All of this resembles the opening of The Pirate’s Ghost in which Sagebrush Smith discovers the dying scientist. Except this is much more mundane. It turns out that a wealthy man in New York gave his heirs some kind of cryptic message before he died, a message that’s tied to the puzzle. The crooks are interested enough to send pretty Johana “Hicky” Hickman to pose as his niece and get the puzzle from Ben Duck.
Of course Doc and his crew get embroiled in the goings on. It turns out the location of the holes in the toy is a map to a gold mine near Green Eagle Springs. Good guys get the gold, bad guys get death or jail, we’re done.
This is another of the adventures where Doc shows more emotion than usual. Though it really doesn’t seem to deserve any. A minor note is that Doc has a new security precaution when talking to his aides over the phone or radio — ask “what should I do with Elmer?” and if the answer is “Tie ribbons on Elmer,” he knows it’s one of the five. Except he forgets which gets them into trouble. And I don’t believe they ever used the trick again.
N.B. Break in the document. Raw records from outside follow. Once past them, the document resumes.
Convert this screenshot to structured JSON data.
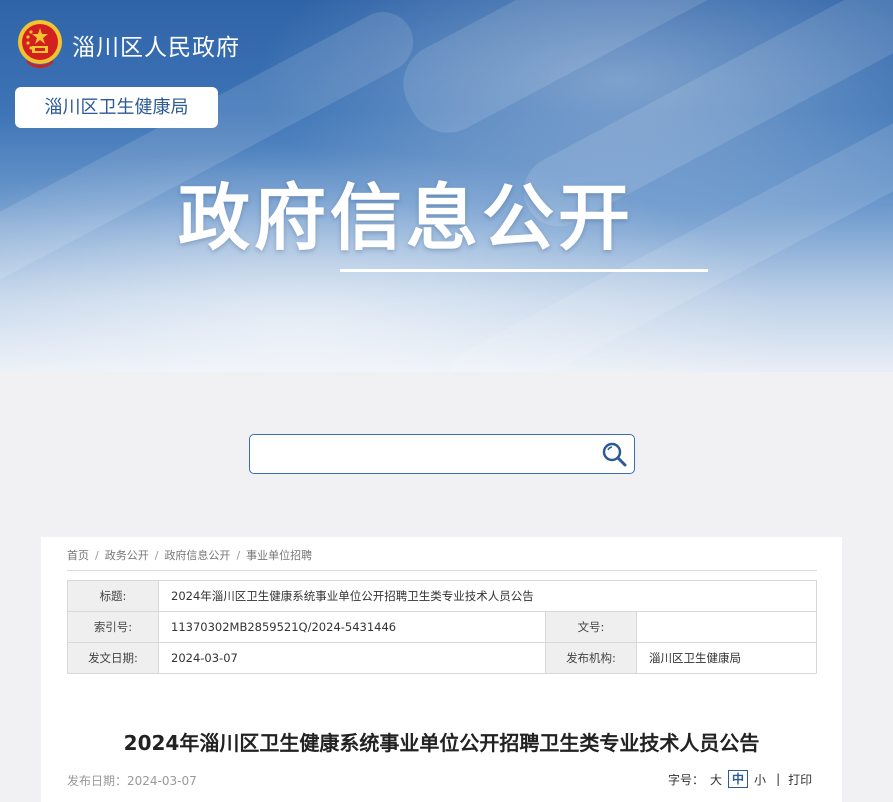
{
  "header": {
    "site_name": "淄川区人民政府",
    "department": "淄川区卫生健康局",
    "hero_title": "政府信息公开"
  },
  "search": {
    "placeholder": ""
  },
  "breadcrumb": {
    "items": [
      "首页",
      "政务公开",
      "政府信息公开",
      "事业单位招聘"
    ],
    "separator": "/"
  },
  "meta": {
    "title_label": "标题:",
    "title_value": "2024年淄川区卫生健康系统事业单位公开招聘卫生类专业技术人员公告",
    "index_label": "索引号:",
    "index_value": "11370302MB2859521Q/2024-5431446",
    "docno_label": "文号:",
    "docno_value": "",
    "date_label": "发文日期:",
    "date_value": "2024-03-07",
    "org_label": "发布机构:",
    "org_value": "淄川区卫生健康局"
  },
  "article": {
    "title": "2024年淄川区卫生健康系统事业单位公开招聘卫生类专业技术人员公告",
    "pub_date": "发布日期：2024-03-07"
  },
  "font_size": {
    "label": "字号：",
    "large": "大",
    "medium": "中",
    "small": "小",
    "divider": "|",
    "print": "打印",
    "selected": "中"
  },
  "colors": {
    "accent": "#2b5a96",
    "emblem_red": "#d21f1f",
    "emblem_gold": "#f4c430"
  }
}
MYSTERY ISLAND is a stronger story (though I didn’t find it so the first time I read it), and also shows evidence for Bobb Cotter’s theory (which I mentioned last month) that Lester Dent’s yarns are getting more realistic at this point. Even though the bad guys’ super-weapon can sink entire islands, we never see it in operation — it’s all intrigue, action and double-crosses.
The book opens with a practical joke by Rennie triggering an attack on the team. It turns out they’ve been stalked for a while and the bad guys are making their move. Their target, we learn later, is Johnny, because of his geological expertise (which Doc describes as being a century ahead of anyone else in the field, and doesn’t even exempt himself). Investigating the attack, Doc discovers multiple people involved who keep switching sides. That includes Hester, a blonde who’s attached herself to Monk but turns out to be one of the bad guys and Miss Wilson, who turns out to be a British agent. Both extremely competent; Wilson’s willingness to cuss is fun, though having to write it as “blankety blank” only looks silly.
This feels very much like an early WW II adventure for Doc: the good guys are British agents, the bad guys are targeting England with an earthquake device. Not to create earthquakes in England (a la Man Who Shook the Earth) but to raise the ocean floor, cutting off the Gulf Stream so that England will ice over. But as with last month’s The All-White Elf it’s about the benjamins, not the war (the villains are identified as foreigners, but Scandinavians).